Dive into Kubernetes BGP Network, Part Two
Kubernetes with Cilium BGP
0x00 Introduction
In my previous blog of this series, I wrote about how to prepare the environment for deploying Kubernetes with BGP Network. Today, I am going to write about the process of how I deployed.
0x0000 The Environment
Before We start, here are the tools and versions I used to deploy Kubernetes.
- kubeadm: v1.25.4
- cilium: v1.12.2
- helm: v3.10.2
- kube-router: v1.5.3
Here is my configuration for kubeadm, and I will explain the usage of the configurations I used.
kind: KubeletConfiguration
apiVersion: kubelet.config.k8s.io/v1beta1
cgroupDriver: systemd # Specify cgroup driver of kubelet,recommend systemd
---
apiVersion: kubeadm.k8s.io/v1beta3
bootstrapTokens:
- groups:
- system:bootstrappers:kubeadm:default-node-token
token: abcdef.0123456789abcdef
ttl: 24h0m0s
usages:
- signing
- authentication
kind: InitConfiguration
localAPIEndpoint:
advertiseAddress: 192.168.56.4 # the address for apiserver listening
bindPort: 6443
#nodeRegistration:
# criSocket: unix:///var/run/containerd/containerd.sock
# imagePullPolicy: IfNotPresent
# name: k8smaster0
# taints: null
---
apiServer:
timeoutForControlPlane: 4m0s
apiVersion: kubeadm.k8s.io/v1beta3
certificatesDir: /etc/kubernetes/pki
clusterName: kubernetes
controllerManager: {}
dns: {}
etcd:
local:
dataDir: /var/lib/etcd
imageRepository: registry.k8s.io
kind: ClusterConfiguration
kubernetesVersion: 1.25.4
# Recommand to set up controlPlane if you want to add apiserver for HA,
# and the cluster-endpoint is to use for the DNS parsed to the apiservers.
controlPlaneEndpoint: "cluster-endpoint:6443"
networking:
dnsDomain: cluster.local
# Specify the service CIDR range
serviceSubnet: 10.96.0.0/12
# Specify the pod CIDR range
podSubnet: 10.112.0.0/12
scheduler: {}
Usually, We can start to deploy Kubernetes using kubeadm, but unfortunately, as a Chinese developer behind the GFW, there are some obstacle to pulling the images. So I wrote the scripts to pull images from the domestic image mirror sources, and the scripts will rename images to the name that kubeadm used.

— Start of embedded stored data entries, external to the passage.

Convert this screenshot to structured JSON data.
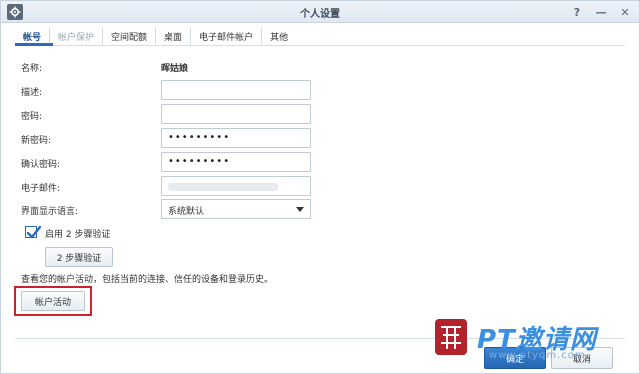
{
  "window": {
    "title": "个人设置",
    "controls": [
      "?",
      "—",
      "✕"
    ]
  },
  "tabs": [
    {
      "label": "帐号",
      "state": "active"
    },
    {
      "label": "帐户保护",
      "state": "muted"
    },
    {
      "label": "空间配额",
      "state": "normal"
    },
    {
      "label": "桌面",
      "state": "normal"
    },
    {
      "label": "电子邮件帐户",
      "state": "normal"
    },
    {
      "label": "其他",
      "state": "normal"
    }
  ],
  "form": {
    "name_label": "名称:",
    "name_value": "晖姑娘",
    "description_label": "描述:",
    "description_value": "",
    "password_label": "密码:",
    "password_value": "",
    "new_password_label": "新密码:",
    "new_password_value": "•••••••••",
    "confirm_password_label": "确认密码:",
    "confirm_password_value": "•••••••••",
    "email_label": "电子邮件:",
    "language_label": "界面显示语言:",
    "language_value": "系统默认",
    "two_step_checkbox_label": "启用 2 步骤验证",
    "two_step_checked": true,
    "two_step_button": "2 步骤验证",
    "activity_note": "查看您的帐户活动，包括当前的连接、信任的设备和登录历史。",
    "activity_button": "帐户活动"
  },
  "footer": {
    "ok_label": "确定",
    "cancel_label": "取消"
  },
  "watermark": {
    "text": "PT邀请网",
    "url": "www.ptyqm.com"
  },
  "colors": {
    "accent": "#2a6bbd",
    "highlight": "#d0202a",
    "watermark": "#3a8fe0"
  }
}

After we install kubeadm, we can use kubeadm config images list
to show the images require for kubeadm. Here is my command execution result:
root@k8smaster0:~# kubeadm config images list
I1221 07:38:49.772660 1024 version.go:256] remote version is much newer: v1.26.0; falling back to: stable-1.25
registry.k8s.io/kube-apiserver:v1.25.5
registry.k8s.io/kube-controller-manager:v1.25.5
registry.k8s.io/kube-scheduler:v1.25.5
registry.k8s.io/kube-proxy:v1.25.5
registry.k8s.io/pause:3.8
registry.k8s.io/etcd:3.5.5-0
registry.k8s.io/coredns/coredns:v1.9.3
As you know, we have already installed containerd as Kubernetes runtime in the previous article. However, the usage of containerd is somewhat different from docker because containerd uses ctr
as a command line tool, and also, containerd has a namespace concept. If we use ctr
command without specifying namespaces, it will use the default namespace. However, the Kubernetes CRI use k8s.io
namespace. So if we want to pre-pull images, we need to put them into the correct namespace; otherwise, Kubernetes can not find the resources. Here are my commands to pre-pull images:
#Download the scripts for pulling images from China.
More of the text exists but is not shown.